The Bhagavad-gita (18.66) concludes with an intriguing call: Give up all religions (sarva-dharman parityajya).
This begs the question – why would a religious book ask its readers to give up all religions? After all, the Gita (04.08) has earlier stated its intent: to re-establish dharma (dharma samsthapanarthaya).
The answer lies in recognizing the many meanings of the word ‘dharma’. It can refer to both outer socio-religious obligations and inner spiritual nature. Based on our social roles, we have various obligations. But based on our essential identity as souls, eternal parts of Krishna, our nature is to love him purely and perennially. All religious obligations are meant to help us attain that love.
This verse stresses that love (mam ekam sharanam vraja) by enjoining the shedding of those socio-religious duties that impede surrender. Implied is the call to accept those socio-religious duties that promote surrender. This dynamism is evident in how Arjuna surrendered – by doing Krishna’s will (Gita 18.73). For him, surrender meant fighting the impending war against irreligion. Arjuna faced a conflict between his kshatriya-dharma (professional duty) that required him to fight against wrongdoers and his kula-dharma (family duty) that required him to protect his relatives. His conflict was: What to do when the wrongdoers were relatives? Do what is best for one’s and others’ devotional evolution, answers Gita wisdom. For Arjuna, that meant persevering in his kshatriya-dharma and fighting the war.

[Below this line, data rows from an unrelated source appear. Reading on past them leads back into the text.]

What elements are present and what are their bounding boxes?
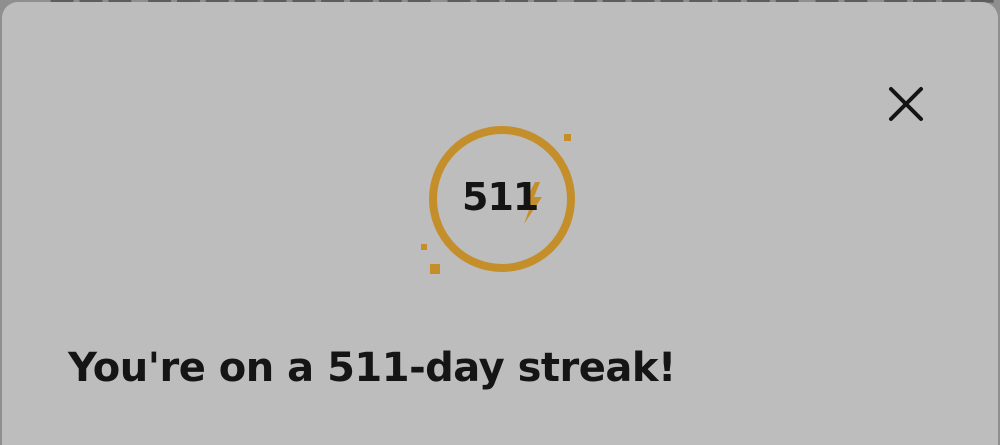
streak-badge: 511 — [416, 126, 586, 278]
close-icon — [889, 87, 923, 121]
lightning-bolt-icon — [522, 182, 542, 224]
close-button[interactable] — [884, 82, 928, 126]
sparkle-bottom-left — [430, 264, 440, 274]
streak-headline: You're on a 511-day streak! — [68, 345, 676, 391]
sparkle-top-right — [564, 134, 571, 141]
streak-count: 511 — [462, 175, 539, 219]
streak-ring — [421, 126, 575, 274]
sparkle-left — [421, 244, 427, 250]
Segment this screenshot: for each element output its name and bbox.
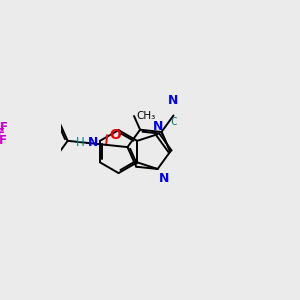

Thus, surrender is not an abstract conception or an amorphous emotion – it is expressed through tangible and practical action. What surrender would mean for us today will depend on our time-place-circumstance. The Gita places the onus on each one of us to become intellectually responsible, seek sage advice and embrace those socio-religious duties that help us surrender, thereby stimulating our spiritual growth.